Ben Bernanke is too much of a good guy to practice the art of deceit in the cynical way that is necessary for deception to work on a grand scale. His predecessor at the helm of the US central bank, Alan Greenspan, at least knew that central banking is not a science but a kind of show business whose very nature is the pretence of knowledge.

There is no solution to Bernanke's manifold dilemmas other than to end the Fed. Economies are too complex to be handled by a central authority. This lesson was learnt by the central planners of the socialist economies at a high price.

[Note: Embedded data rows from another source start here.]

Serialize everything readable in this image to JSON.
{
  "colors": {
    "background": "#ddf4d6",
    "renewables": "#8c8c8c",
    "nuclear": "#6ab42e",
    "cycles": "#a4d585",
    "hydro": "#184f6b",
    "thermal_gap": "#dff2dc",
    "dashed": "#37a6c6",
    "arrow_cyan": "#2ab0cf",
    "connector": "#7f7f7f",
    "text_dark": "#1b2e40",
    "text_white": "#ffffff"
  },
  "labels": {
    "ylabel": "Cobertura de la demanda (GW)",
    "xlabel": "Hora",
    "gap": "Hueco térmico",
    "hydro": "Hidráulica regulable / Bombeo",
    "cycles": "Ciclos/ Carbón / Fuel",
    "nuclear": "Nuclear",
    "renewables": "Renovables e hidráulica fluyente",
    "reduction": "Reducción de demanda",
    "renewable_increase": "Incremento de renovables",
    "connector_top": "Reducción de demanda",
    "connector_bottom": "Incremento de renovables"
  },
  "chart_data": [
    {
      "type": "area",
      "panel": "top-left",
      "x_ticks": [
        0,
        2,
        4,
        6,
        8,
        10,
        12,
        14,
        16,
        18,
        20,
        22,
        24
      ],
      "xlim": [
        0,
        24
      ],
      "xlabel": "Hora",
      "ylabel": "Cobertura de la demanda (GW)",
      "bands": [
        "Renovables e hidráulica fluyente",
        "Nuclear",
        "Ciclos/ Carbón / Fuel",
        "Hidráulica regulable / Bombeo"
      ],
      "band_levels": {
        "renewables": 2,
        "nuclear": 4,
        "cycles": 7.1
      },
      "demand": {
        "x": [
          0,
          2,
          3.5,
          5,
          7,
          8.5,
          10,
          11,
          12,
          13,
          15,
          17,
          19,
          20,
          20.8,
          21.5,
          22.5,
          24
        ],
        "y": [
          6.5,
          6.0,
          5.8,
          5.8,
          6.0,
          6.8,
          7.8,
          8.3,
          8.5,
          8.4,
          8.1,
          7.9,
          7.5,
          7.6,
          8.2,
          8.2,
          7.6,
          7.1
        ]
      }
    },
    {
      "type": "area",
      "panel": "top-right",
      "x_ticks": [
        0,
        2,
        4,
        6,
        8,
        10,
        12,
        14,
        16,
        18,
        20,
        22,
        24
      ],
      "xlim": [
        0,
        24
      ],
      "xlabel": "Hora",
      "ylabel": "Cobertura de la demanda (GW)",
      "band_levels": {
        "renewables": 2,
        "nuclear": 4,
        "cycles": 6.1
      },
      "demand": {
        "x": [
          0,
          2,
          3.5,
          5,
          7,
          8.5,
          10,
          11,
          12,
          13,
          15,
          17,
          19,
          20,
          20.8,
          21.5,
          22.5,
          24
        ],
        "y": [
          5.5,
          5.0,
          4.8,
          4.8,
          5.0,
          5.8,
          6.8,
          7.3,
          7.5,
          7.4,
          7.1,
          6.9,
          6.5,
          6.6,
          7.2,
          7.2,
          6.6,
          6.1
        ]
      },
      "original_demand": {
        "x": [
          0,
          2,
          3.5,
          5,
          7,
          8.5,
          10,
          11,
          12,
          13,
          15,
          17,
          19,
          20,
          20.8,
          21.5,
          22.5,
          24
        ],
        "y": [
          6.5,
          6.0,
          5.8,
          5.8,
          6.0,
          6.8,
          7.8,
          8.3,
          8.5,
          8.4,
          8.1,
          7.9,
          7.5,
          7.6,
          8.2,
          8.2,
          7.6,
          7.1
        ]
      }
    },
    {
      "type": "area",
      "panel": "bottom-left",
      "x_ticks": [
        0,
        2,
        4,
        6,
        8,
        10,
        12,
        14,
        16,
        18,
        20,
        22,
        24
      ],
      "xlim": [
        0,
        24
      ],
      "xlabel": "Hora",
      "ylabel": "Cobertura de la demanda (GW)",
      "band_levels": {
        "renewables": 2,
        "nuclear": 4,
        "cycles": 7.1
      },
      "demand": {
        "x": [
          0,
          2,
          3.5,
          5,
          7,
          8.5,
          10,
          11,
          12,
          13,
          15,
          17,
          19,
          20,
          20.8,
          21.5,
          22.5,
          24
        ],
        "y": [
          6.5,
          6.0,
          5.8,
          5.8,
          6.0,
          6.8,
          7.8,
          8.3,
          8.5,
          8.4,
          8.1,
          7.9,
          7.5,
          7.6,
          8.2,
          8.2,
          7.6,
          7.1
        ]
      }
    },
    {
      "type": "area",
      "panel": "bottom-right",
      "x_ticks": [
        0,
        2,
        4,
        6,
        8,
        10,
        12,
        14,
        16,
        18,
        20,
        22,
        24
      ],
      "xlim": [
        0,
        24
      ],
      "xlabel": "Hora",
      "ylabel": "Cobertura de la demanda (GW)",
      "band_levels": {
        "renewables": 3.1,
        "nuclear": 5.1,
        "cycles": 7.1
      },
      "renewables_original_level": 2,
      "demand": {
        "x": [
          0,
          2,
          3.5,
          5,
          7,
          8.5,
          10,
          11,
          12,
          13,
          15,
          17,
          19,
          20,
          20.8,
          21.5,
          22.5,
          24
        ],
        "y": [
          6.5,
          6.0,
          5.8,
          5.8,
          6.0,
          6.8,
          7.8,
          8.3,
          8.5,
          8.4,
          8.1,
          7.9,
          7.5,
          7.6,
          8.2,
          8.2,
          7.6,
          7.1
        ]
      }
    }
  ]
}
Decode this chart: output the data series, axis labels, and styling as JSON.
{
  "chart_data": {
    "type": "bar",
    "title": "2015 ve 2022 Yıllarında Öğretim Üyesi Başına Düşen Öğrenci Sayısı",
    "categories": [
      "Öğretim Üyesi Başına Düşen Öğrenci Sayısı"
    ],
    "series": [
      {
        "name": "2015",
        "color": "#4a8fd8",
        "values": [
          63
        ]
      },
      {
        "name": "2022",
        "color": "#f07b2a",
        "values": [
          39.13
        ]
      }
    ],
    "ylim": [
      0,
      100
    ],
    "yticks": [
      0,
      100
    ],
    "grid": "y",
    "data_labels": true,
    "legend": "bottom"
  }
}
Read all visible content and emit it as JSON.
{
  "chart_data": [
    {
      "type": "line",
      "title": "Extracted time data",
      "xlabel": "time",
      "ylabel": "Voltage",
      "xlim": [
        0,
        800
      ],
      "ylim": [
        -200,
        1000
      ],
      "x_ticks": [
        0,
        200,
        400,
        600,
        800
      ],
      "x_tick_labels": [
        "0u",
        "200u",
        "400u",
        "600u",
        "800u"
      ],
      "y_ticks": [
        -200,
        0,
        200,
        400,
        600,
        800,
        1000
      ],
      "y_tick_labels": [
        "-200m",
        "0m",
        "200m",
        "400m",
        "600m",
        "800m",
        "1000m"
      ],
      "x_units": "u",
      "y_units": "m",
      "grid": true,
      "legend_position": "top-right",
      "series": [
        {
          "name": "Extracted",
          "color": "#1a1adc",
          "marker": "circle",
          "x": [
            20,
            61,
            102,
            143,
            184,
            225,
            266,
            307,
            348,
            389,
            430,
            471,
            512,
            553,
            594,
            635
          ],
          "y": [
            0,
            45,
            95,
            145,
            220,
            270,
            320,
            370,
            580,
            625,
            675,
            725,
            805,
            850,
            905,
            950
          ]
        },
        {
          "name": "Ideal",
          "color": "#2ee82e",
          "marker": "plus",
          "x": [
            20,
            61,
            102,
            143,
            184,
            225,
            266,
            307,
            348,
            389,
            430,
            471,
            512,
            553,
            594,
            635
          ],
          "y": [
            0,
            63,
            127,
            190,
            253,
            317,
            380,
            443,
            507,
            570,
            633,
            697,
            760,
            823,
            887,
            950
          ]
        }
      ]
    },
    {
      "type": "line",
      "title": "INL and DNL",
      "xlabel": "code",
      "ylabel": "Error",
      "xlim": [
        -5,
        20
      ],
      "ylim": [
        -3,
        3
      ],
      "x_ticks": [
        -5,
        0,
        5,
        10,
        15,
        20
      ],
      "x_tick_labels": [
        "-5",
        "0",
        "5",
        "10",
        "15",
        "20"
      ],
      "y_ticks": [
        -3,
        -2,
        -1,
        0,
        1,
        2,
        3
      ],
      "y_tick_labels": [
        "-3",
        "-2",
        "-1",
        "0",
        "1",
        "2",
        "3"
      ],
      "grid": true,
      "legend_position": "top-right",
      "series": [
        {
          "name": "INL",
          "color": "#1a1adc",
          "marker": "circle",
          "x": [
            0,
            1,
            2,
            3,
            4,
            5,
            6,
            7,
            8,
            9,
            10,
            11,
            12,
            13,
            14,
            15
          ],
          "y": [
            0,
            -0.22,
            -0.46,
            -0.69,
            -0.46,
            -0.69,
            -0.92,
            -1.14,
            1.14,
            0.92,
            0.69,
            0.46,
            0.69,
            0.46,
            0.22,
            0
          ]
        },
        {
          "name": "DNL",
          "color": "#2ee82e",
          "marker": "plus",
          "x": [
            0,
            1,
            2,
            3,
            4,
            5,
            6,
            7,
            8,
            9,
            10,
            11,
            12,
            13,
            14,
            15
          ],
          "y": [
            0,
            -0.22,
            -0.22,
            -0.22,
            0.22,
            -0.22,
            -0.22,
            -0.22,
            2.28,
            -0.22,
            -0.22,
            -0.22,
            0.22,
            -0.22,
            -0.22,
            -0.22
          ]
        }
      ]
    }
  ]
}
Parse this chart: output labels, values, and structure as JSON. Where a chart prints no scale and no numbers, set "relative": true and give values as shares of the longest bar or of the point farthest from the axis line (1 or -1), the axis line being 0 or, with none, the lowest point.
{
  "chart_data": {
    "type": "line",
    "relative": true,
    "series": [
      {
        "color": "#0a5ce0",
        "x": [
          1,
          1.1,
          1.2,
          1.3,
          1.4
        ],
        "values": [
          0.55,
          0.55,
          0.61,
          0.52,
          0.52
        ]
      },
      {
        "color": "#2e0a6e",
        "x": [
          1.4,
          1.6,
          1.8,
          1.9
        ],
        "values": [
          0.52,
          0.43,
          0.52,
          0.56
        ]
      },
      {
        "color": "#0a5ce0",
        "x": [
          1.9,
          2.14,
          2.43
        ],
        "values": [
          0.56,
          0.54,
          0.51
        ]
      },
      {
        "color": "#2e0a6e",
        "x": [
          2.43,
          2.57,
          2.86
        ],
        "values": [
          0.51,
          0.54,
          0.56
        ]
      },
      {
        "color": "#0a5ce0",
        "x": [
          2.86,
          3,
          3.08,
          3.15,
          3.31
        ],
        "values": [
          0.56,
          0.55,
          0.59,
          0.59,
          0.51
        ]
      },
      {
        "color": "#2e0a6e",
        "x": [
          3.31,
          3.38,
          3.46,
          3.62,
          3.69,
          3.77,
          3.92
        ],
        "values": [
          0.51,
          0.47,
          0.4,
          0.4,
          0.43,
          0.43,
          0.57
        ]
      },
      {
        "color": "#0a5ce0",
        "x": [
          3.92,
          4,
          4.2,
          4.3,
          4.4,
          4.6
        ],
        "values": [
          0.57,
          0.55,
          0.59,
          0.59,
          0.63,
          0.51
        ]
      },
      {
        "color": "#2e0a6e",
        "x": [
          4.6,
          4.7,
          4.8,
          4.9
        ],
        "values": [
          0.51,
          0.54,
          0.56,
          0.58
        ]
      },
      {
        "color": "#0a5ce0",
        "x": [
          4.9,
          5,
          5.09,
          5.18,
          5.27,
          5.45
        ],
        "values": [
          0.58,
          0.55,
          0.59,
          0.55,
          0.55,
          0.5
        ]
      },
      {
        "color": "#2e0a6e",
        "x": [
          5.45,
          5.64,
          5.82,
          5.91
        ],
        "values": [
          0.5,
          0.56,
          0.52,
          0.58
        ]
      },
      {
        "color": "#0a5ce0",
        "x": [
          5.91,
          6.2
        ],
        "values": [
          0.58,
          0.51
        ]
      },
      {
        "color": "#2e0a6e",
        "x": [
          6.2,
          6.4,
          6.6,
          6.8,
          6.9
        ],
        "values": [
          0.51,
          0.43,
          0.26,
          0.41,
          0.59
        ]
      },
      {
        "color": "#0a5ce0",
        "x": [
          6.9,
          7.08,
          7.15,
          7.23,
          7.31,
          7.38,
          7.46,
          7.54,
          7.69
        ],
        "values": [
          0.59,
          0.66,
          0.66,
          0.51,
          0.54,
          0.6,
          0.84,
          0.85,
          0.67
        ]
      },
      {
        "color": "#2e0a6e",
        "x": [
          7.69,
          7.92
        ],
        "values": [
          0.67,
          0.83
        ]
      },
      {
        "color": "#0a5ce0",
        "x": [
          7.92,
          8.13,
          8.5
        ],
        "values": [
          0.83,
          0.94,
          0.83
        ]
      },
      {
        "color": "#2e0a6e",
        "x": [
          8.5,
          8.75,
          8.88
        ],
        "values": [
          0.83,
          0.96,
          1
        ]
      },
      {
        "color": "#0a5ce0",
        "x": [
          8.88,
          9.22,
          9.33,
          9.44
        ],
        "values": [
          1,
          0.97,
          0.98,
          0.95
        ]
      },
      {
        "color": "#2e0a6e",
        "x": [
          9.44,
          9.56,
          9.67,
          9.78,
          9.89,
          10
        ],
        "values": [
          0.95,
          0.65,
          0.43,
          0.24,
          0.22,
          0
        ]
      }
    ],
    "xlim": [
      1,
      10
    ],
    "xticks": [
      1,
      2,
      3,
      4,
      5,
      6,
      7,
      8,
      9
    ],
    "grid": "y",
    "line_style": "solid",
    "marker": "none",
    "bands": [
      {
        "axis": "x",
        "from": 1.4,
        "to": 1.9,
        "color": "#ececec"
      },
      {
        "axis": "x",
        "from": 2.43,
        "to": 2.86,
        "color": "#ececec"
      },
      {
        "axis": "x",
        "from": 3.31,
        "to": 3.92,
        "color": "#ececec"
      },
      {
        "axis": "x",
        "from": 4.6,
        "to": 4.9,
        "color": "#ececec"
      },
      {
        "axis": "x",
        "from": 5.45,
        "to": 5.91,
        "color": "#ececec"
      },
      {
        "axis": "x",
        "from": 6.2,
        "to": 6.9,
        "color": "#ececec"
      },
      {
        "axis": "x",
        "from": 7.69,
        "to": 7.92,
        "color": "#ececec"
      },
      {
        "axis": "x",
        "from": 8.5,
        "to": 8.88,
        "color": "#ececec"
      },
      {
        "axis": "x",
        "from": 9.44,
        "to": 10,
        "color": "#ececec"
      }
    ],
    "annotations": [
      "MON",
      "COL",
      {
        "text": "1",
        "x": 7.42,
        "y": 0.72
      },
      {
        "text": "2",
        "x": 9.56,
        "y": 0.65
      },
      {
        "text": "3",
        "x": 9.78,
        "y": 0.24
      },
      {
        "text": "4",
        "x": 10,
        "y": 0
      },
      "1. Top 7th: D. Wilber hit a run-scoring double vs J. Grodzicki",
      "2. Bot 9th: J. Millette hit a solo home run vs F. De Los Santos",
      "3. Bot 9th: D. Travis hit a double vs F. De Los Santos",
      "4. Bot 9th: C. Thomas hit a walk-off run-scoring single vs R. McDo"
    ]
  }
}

We do not need new monetary process models, more statistics, or better scenarios. All of these are in ample supply. We do not need a more competent chairman. By conventional measures, few are better qualified for the job than Bernanke. What we need is something else: the establishment of a different kind of monetary system, one that uses competitive markets in the area of money and banking, and that eliminates the currency monopoly of the state.
The central bank's pretense of knowledge is obvious, given its manifest failure to meet its stated goals. What isn't always obvious is how much the state benefits with every run of the printing press. Politicians will keep the pretense alive until the chandeliers fall on their heads. At that point they will once again blame the free market and start over again.

Though I like Mueller's article, I'm not as generous as he is in attributing innocence to Bernanke's motives. As Mueller points out, Bernanke is one of the brightest academics around. It would be naive to believe such a person could be fooled by so crude a thesis as Friedman's monetarist explanation of the Great Depression.